Our failing pubic school system and top CT salary for a Supt sends out a clear signal to potential applicants for City positions. Namely Norwalk is not a well managed City. As long as the leaders of our One Party City refuse to take interest in securing a much more well qualified BOE nothing will change. How many new applicants for City positions look forward to enrolling their kids into Norwalk’s failing public school system?

Decades ago when Norwalk had 3 vigorous political Parities our City had a reputation for competent management and a well regarded public school system. Now under One Party leadership we suffer the embarrassment of a failing public school system led by CT’s highest paid Supt. And Party leaders are not even embarrassed. Nor is our BOE.

Mya March 17, 2022 at 8:28 pm

What IS published in this year’s posted recommended budget are line item increases for wages (no headcount). The published salary increases do not support sub-standard wages at the City.

Community Health salaries up 154%
Business Development salaries up 102%
Youth Services salaries up 75%
DPW Administrative salaries up 32.6%
Purchasing Office salaries up 38%
Management & Budgets salaries up 25%
Conservation salaries up 19.6%
TMP salaries up 14.6%
Uniform Patrol Overtime wages up 12%
Uniform Patrol salaries up 8.4%
Corporation Counsel salaries up 8%

What a sleight-of-hand to blame public education for ballooning budgets to support this lack of transparency in double-digit salary increases for the City. People who live in glass houses should not throw stones. What audacity to set the stage here for further wage increases. I have not heard a peep from elected officials about these extreme increases in City wages. Perhaps the fox is guarding the henhouse.

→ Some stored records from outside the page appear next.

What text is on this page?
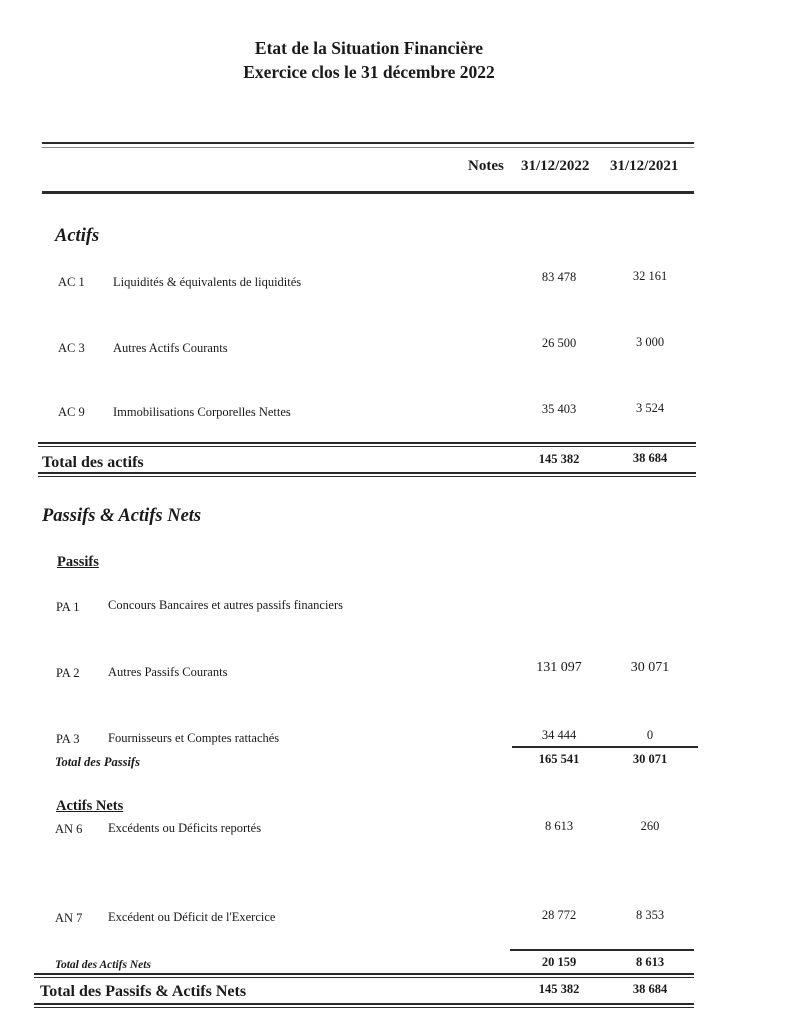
Etat de la Situation Financière
Exercice clos le 31 décembre 2022
Notes 31/12/2022 31/12/2021
Actifs
AC 1 Liquidités & équivalents de liquidités	83 478	32 161
AC 3 Autres Actifs Courants	26 500	3 000
AC 9 Immobilisations Corporelles Nettes	35 403	3 524
Total des actifs	145 382	38 684
Passifs & Actifs Nets
Passifs
PA 1 Concours Bancaires et autres passifs financiers
PA 2 Autres Passifs Courants	131 097	30 071
PA 3 Fournisseurs et Comptes rattachés	34 444	0
Total des Passifs	165 541	30 071
Actifs Nets
AN 6 Excédents ou Déficits reportés	8 613	260
AN 7 Excédent ou Déficit de l'Exercice	28 772	8 353
Total des Actifs Nets	20 159	8 613
Total des Passifs & Actifs Nets	145 382	38 684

I expect a 4% increase next year. I would like to hear how other readers’ expected wage increases compare to the City’s.

M Murray March 18, 2022 at 6:21 am

Considering the inflation rate has gone up 6.8% and climbing, the minimum wage has already gone up 7% this year, do you think a 4% raise is out of step with these numbers already in play?

David Walenczyk March 18, 2022 at 7:40 am

I just wanted to respond that the old adage a little knowledge can be… dangerous may fit in response to some of the information commented on here.
For instance showing the Youth Services wages line item increased 75%. I can assure you Youth Services personnel did not get 75% wage increases. The increase represents some increase in staff, namely two part-time positions were made full-time. This is in response to the well documented mental health crisis amongst youth. Also for the first two years these part-time to full-time transitions are being supported with Federal ARPA funds not directly impacting the local taxpayer. I can’t speak for the other Departments listed but I’m sure the percentages listed do not reflect the “real story.”

Not so Non Partisan March 18, 2022 at 8:24 pm

When our federal government prints money during a strong economy we get inflation

When our city government finds many new ways to spend money we get tax increase

When our city accepts a Covid windfall and spends it on new programs- you get future budget problems

When our city and state government embrace sanctuary city policies- those of us who Pay taxes get to support more people

When diversity becomes more import than qualifications you get less than you pay for

When a government manager/ staff ration becomes greater than 1:10- you get bloated government, higher taxes and excess regulation

When a city fails to completely enforce its zoning ordinances- you get declining real estate values ( and if they are increasing it is at a level less than our neighboring communities

Put this all together and what do you get?

Democratic Party Rule.

Jimmy P March 20, 2022 at 7:21 pm

Not so Non Partisan – your comments should be the highlight to anyone or any party seeking office in the single party ruled city of Norwalk.